The start of urban renewal, and I do not use the term ‘slum clearance’, can be traced to the development of First Houses in the East Village. The project, which was spearheaded through the cooperation of the Federal government with that of New York City, was the first public, low-income housing project in the nation. It is located on Avenue A between 2nd and 3rd Streets and along 3rd Street. You can access the fascinating designation report for First Houses here.
Today, tax breaks for real estate developers to include some affordable housing in market rate developments (or in some cases, just for building purely market rate housing) is the most common solution offered to address a lack of quality, affordable housing. But in the mid-20th century, First Houses blazed the trail for a series of sweeping public investments in infrastructure and affordable housing, which became the preferred approach to tackling these problems in this era.
Mayor LaGuardia strongly supported this experiment in affordable housing, which involved keeping and re-using existing affordable housing to make it more humane and livable. Contrast that outcome with today’s Mayor, who is supporting the demolition of five even older tenements on East 11th Street with 72 apartments to make way for a hotel developed by his donor friend and appointee to the NYC Economic Development Corporation. Both Mayor LaGuardia and Mayor de Blasio labeled themselves “progressive” politicians.
At the time First Houses was deliberately designed with a land coverage of 41.6% to allow for light and sun and open space and recreation areas, generally consistent with guidelines at the time. In an interesting reversal, the current Mayor seems to have repackaged the Bloomberg “Infill” program and is seeking to build on such open spaces in other NYCHA locations (though not First Houses). The desperate need for open green space has led people to explore the creation of underground parks.
As in many New York City Housing Authority developments, residents often struggle to get needed repairs and maintenance by the agency. But GVSHP worked with the tenants association to use the complex’s landmark designation to apply additional pressure for long-overdue repairs at the time.

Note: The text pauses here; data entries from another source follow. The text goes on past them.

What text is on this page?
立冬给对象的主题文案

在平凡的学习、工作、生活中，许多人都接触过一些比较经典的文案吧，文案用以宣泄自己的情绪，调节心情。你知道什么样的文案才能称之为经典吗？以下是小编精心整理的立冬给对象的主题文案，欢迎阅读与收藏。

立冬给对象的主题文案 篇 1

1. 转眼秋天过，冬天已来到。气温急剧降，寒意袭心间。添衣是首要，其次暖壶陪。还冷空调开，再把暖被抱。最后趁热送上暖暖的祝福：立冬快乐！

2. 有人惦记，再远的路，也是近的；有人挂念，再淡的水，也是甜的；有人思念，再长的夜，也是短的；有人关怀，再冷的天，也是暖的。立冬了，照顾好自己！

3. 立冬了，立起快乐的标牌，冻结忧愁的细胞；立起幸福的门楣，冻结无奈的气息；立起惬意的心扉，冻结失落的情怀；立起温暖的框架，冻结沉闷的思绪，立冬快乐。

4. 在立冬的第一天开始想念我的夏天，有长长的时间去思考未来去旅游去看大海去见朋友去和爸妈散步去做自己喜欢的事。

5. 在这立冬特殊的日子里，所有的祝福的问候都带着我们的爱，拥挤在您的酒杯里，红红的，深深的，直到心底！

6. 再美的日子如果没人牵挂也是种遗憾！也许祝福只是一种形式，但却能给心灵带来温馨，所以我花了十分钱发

As the designation report stated, the dedication of First Houses was a “momentous occasion not only for the City but for the entire nation, that the low height of the buildings lend a human scale of the project and encourage a feeling of neighborliness, that the landscaped courtyard, a modification of the garden apartment concept, provides an oasis for residents…”
These elements of design and public investment in repairs and creation and appropriate scale and open space remain needed lessons for today’s public policy. First Houses is as much a landmark and a beacon today as it was when first built eighty years ago, and landmarked over forty years ago.
Now NYCHA is slowly dissolving sold away to private companies.